Glenn Greenwald: Why Do We Assume Obama's Actually Trying to Enact a Progressive Agenda?
Continued from previous page
That tactic in the context of economic policy has the added benefit of keeping corporate and banking money on Obama's side (where it overwhelmingly was in 2008), or at least preventing a massive influx to GOP coffers. And just look at the team of economic advisers surrounding Obama from the start: does anyone think that Bill Daley, Tim Geithner and his army of Rubin acolytes and former Goldman Sachs executives are sitting around in rooms desperately trying to prevent budget cuts and entitlement "reforms"?
Why would Obama possibly want to do anything different? Why would he possibly want a major political war over the debt ceiling where he looks like a divisive figure and looks to be opposing budget cuts? Why would he possibly want to draw a line in the sand defending Medicare, Medicaid and Social Security from any "reforms"? There would be only two reasons to do any of that: (1) fear that he would lose too much of his base if he compromised with the GOP in these areas, or (2) a genuine conviction that such compromises are morally or economically intolerable. Since he so plainly lacks both -- a fear of losing the base or genuine convictions about this or anything else -- there's simply nothing to drive him to fight for those outcomes.
Like most first-term Presidents after two years, Obama is preoccupied with his re-election, and perceives -- not unreasonably -- that that goal is best accomplished by adopting GOP policies. The only factor that could subvert that political calculation -- fear that he could go too far and cause Democratic voters not to support him -- is a fear that he simply does not have: probably for good reason. In fact, not only does Obama not fear alienating progressive supporters, the White House seems to view that alienation as a positive, as it only serves to bolster Obama's above-it-all, centrist credentials. Here's what CNN's White House Correspondent Ed Henry and Gloria Borger said last night about the upcoming fight over entitlements and the debt ceiling:
Henry: I was talking to a senior Democrat who advises the White House, outside the White House today who was saying look, every time this president sits down with Speaker Boehner, to Gloria's point about negotiating skills, the president seems to give up another 5 billion dollars, 10 billion dollars, 20 billions dollars. It' s like the spending cuts keep going up. If you think about where the congressional Democrats started a couple of months ago they were talking about no spending cuts on the table. It keeps going up.

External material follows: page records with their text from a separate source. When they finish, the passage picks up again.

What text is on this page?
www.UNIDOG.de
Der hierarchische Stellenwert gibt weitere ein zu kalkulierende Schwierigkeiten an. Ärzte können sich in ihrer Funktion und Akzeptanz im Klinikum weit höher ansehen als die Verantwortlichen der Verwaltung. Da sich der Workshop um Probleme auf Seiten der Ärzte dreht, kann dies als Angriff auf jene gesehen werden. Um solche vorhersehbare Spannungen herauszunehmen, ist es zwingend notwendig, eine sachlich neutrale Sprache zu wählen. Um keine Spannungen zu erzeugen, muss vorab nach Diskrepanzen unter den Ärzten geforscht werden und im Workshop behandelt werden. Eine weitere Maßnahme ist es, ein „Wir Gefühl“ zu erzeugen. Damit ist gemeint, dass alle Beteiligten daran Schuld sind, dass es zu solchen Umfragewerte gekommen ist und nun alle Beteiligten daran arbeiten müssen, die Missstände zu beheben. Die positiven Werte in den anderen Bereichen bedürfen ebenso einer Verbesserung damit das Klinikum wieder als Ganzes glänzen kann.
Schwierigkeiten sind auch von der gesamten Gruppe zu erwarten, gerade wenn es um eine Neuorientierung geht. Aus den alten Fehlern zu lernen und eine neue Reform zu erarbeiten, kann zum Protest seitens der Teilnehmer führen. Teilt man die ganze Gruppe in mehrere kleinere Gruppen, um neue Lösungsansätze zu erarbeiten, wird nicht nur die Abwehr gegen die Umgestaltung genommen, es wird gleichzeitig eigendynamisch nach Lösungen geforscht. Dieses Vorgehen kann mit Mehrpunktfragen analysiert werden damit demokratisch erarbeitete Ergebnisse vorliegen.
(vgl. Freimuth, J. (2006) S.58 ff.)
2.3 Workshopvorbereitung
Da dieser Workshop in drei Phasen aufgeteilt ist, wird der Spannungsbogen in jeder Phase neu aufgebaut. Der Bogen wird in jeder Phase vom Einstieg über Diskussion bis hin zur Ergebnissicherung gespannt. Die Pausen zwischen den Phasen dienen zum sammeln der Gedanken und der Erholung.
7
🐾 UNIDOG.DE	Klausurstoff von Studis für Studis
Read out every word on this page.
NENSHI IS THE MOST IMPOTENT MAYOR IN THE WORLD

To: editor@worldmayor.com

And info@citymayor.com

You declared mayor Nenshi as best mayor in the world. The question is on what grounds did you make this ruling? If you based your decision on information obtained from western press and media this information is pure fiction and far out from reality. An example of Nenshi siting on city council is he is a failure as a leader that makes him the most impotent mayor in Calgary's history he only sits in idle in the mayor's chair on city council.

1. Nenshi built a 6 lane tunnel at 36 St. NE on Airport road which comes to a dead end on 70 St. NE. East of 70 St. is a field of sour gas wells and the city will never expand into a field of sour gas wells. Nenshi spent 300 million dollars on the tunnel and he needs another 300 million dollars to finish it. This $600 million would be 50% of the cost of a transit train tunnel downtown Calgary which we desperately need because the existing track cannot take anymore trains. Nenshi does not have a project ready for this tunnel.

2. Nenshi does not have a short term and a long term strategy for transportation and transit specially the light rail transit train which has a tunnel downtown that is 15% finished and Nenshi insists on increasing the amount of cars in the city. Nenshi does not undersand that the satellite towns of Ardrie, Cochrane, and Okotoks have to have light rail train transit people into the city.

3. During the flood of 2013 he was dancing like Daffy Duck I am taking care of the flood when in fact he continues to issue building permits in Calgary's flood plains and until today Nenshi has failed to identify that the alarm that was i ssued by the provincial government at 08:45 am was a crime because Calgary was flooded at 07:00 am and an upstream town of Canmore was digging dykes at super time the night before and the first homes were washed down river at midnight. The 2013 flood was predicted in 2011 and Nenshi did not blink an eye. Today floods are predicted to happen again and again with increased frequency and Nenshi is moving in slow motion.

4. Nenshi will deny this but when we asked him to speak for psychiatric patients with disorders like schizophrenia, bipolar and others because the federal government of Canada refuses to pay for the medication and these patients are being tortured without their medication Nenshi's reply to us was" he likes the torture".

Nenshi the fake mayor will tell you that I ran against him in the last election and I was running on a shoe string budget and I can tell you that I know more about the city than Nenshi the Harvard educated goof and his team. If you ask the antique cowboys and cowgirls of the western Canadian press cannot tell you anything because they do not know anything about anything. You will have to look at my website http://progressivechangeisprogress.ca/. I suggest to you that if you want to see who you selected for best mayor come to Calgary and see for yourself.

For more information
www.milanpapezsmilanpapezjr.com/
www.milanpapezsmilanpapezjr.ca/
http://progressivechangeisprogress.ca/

But this president has a much different reality than congressional Democrats.
Borger (sagely): Right.
Henry: He's going for re-election, him going to the middle and having liberal Democrats mad at him is not a bad thing.
That's why I experience such cognitive dissonance when I read all of these laments from liberal pundits that Obama isn't pursuing the right negotiating tactics, that he's not being as shrewd as he should be. He's pursuing exactly the right negotiating tactics and is being extremely shrewd -- he just doesn't want the same results that these liberal pundits want and which they like to imagine the President wants, too. He's not trying to prevent budget cuts or entitlement reforms; he wants exactly those things because of how politically beneficial they are to him -- to say nothing of whether he agrees with them on the merits.
When I first began blogging five years ago, I used to write posts like that all the time. I'd lament that Democrats weren't more effectively opposing Bush/Cheney National Security State policies or defending civil liberties. I'd attribute those failures to poor strategizing or a lack of political courage and write post after post urging them to adopt better tactics to enable better outcomes or be more politically "strong." But then I realized that they weren't poor tacticians getting stuck with results they hated. They simply weren't interested in generating the same outcomes as the ones I wanted.